Data: 2006-02-08 21:32:18
Temat: Re: Jestem inwalida i jestem zmuszony oddac matke do DPS
Od: Judash <z...@g...pl>
Pokaż wszystkie nagłówki
Kamil napisał(a):
> Witaj kubus
>
> Dnia 08-Lut-06 napisałeś:
>
>
>> Nie pocieszajcie mnie, tylko podzielcie sie swoimi doswiadczeniami.
>
> Napiszę o swoich doświadczeniach...
>
> W 2004 roku przy wyjściu ze szpitala przyznano mi opiekę pielęgniarską z
> Hospicjum. Dwie pannice z wymalowanymi paznokciami. Przyszła jedna z nich. Jak
> napomknąłem, że chciałbym być umyty, to ta obraziła się prawie.
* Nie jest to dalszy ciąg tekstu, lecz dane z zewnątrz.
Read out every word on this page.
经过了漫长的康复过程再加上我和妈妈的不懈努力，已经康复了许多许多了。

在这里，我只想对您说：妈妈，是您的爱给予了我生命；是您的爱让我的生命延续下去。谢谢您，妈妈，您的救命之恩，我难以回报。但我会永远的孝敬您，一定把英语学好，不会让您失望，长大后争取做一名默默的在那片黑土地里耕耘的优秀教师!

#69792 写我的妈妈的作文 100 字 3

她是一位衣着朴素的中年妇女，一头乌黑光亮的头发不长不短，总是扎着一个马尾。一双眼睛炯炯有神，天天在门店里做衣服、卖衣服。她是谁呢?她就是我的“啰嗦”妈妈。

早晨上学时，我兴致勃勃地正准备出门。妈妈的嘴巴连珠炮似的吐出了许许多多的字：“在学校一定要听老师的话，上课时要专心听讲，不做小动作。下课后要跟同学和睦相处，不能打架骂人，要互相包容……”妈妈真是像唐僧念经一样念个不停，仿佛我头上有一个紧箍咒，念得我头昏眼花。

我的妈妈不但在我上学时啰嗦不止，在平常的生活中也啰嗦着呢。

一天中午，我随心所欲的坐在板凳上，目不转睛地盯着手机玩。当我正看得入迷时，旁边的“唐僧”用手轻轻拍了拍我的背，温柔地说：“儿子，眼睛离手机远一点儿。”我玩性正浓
Powiedziała,
> że ona to może cewnik założyć, albo zastrzyk zrobić. Ani jedno, ani drugie nie
> było mi potrzebne. Kobieta zmyła się i już więcej się nie pojawiła. A miała
> któraś przychodzić dwa razy w tygodniu... Czyste nieporozumienie. Mogła
> chociaż przyjść i siedzieć. Nic nie robić, a jedynie podawać mi różne rzeczy,
> lub poprawiać coś, bo jako sparaliżowany bez przerwy coś potrzebowałem.
>
>
Zrobiles w swoim zyciu co mogles, mysle ze DPS to najlepsze
rozwiazanie.Tylko nie zapomnij o mamie kiedy sie tam znajdzie.Wydaje mi
sie w dobrym domu opieki spolecznej nie bedzie jej zle.